Discutí con los taxistas durante varios minutos antes de recordar que todavía tenía mi cartera. Los tres taxistas, después de echarme un vistazo, decidieron que no valía la pena perder su tiempo. Entonces decidí sacar la cartera y enarbolar un billete de veinte dólares. De súbito los tres se pusieron a sonreír, a hacer reverencias y a abrir las portezuelas de sus taxis para mí. Me instalé en el primero, dije «Gran Hotel Oberoi» y cerré los ojos. Nos lanzamos con gran estruendo por las calles relucientes a causa de la lluvia.
Minutos después me di cuenta de que todavía llevaba mi reloj de pulsera. Resultaba difícil leer la esfera pero lo logré cuando pasamos por un cruce bien iluminado. Marcaba las once y veintiocho minutos... ¿Sería posible? ¿Sólo habían transcurrido dos horas desde que el coche me llevara junto a Das? Desde ese momento había transcurrido toda una vida. Di unos golpecitos sobre el cristal, pero la otra mano seguía latiendo sin cesar.
—¡Deprisa! —dije al taxista.
—¡
Atcha
!—repuso feliz.
Ninguno de los dos había entendido al otro.
El ayudante del director se me quedó mirando horrorizado cuando entré en el vestíbulo. Levantó la mano.
—¡Señor Luczak!
Le hice un ademán de salutación y entré en el ascensor. Empezaban a desvanecerse la adrenalina y la insensata euforia, siendo sustituidas por náuseas, fatiga y dolor. Me recosté en la pared del ascensor, sujetándome la mano izquierda. ¿Qué le diría a Amrita? Mis ideas discurrían perezosas y decidí contarle sencillamente que me habían atracado. Algún día le contaría el resto de la historia. Tal vez.
Era medianoche, pero en el vestíbulo superior había gente. Nuestra puerta estaba abierta y parecía como si se estuviera celebrando una reunión. Entonces vi el correaje Sam Browne de dos policías y la barba y el turbante familiares del inspector Singh. «Amrita había llamado a la policía. Le dije que estaría de vuelta en treinta minutos.»

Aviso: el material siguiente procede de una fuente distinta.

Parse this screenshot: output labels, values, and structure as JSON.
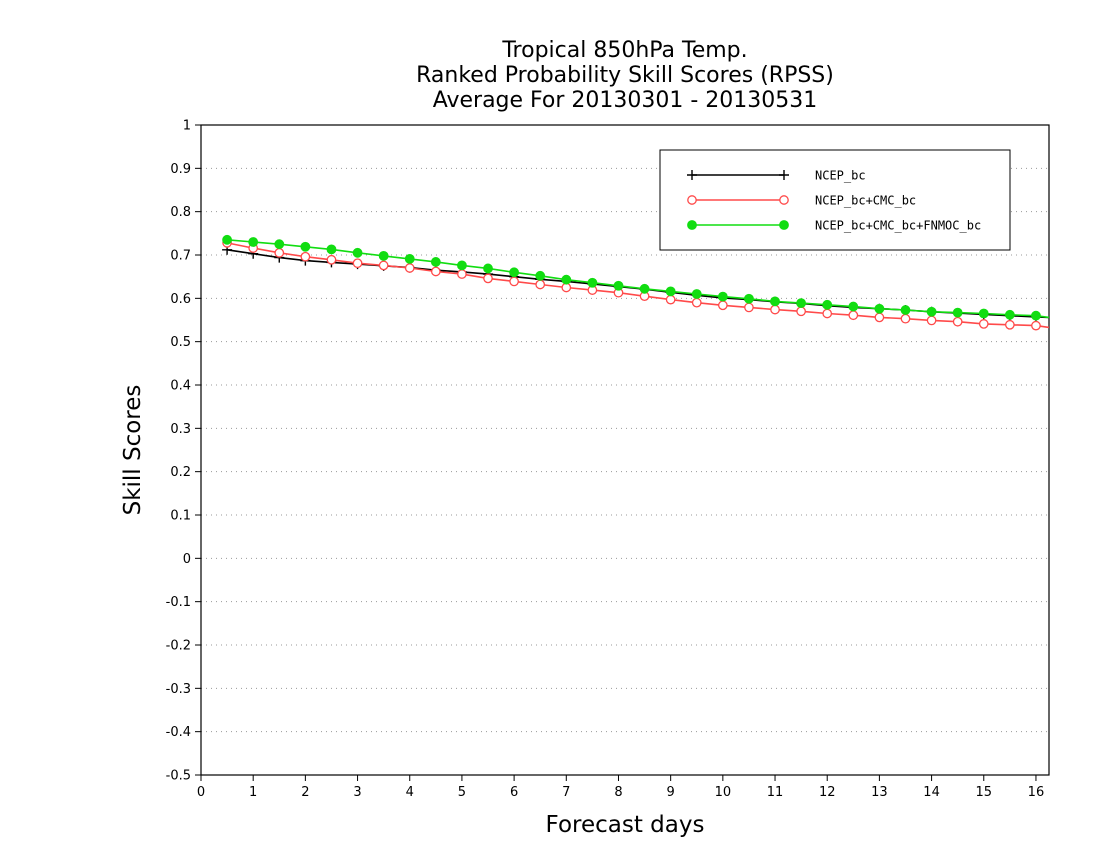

Varias personas se volvieron y el inspector Singh se acercó a mí. Empecé a inventar detalles sobre el atraco, nada serio, para evitar que tuviéramos que quedarnos en Calcuta un solo día más, y saludé casi con cordialidad al policía.
—¡Inspector! ¿Quién ha dicho que nunca hay un policía cerca cuando se le necesita?
Singh no dijo palabra. Y entonces mi mente exhausta captó la escena. Otros huéspedes del hotel pululaban por allí, mirando hacia la puerta abierta de nuestra habitación. «La puerta abierta.» Olvidándome del inspector corrí a la habitación. No sé lo qué esperaba encontrar pero los latidos de mi corazón se calmaron cuando vi a Arnrita sentada en la cama hablando con un agente que tomaba notas.
El alivio hizo que me desplomara contra la puerta. Todo estaba en orden. Luego Amrita me miró; y ante la pálida y controlada calma de su rostro absolutamente inexpresivo pude darme cuenta de que no todo estaba en orden ni mucho menos. Acaso jamás volviera a estarlo.
—Se han llevado a Victoria —dijo Amrita—. Han secuestrado a nuestra niña.
—¿Por qué la dejaste entrar? Te advertí que no dejaras entrar a nadie. ¿Por qué la dejaste entrar?
Había realizado ya por tres veces la misma pregunta. Y Amrita había contestado las tres. Me había deslizado hasta el suelo, donde me encontraba sentado con la espalda contra la pared. Tenía los antebrazos apoyados sobre las rodillas alzadas, y el dedo roto se destacaba blanquecino. Amrita se encontraba sentada, erguida en la cama con una mano sobre la otra. El inspector Singh había tomado asiento en una silla cercana de recto respaldo y nos observaba a ambos. La puerta que daba al vestíbulo estaba cerrada.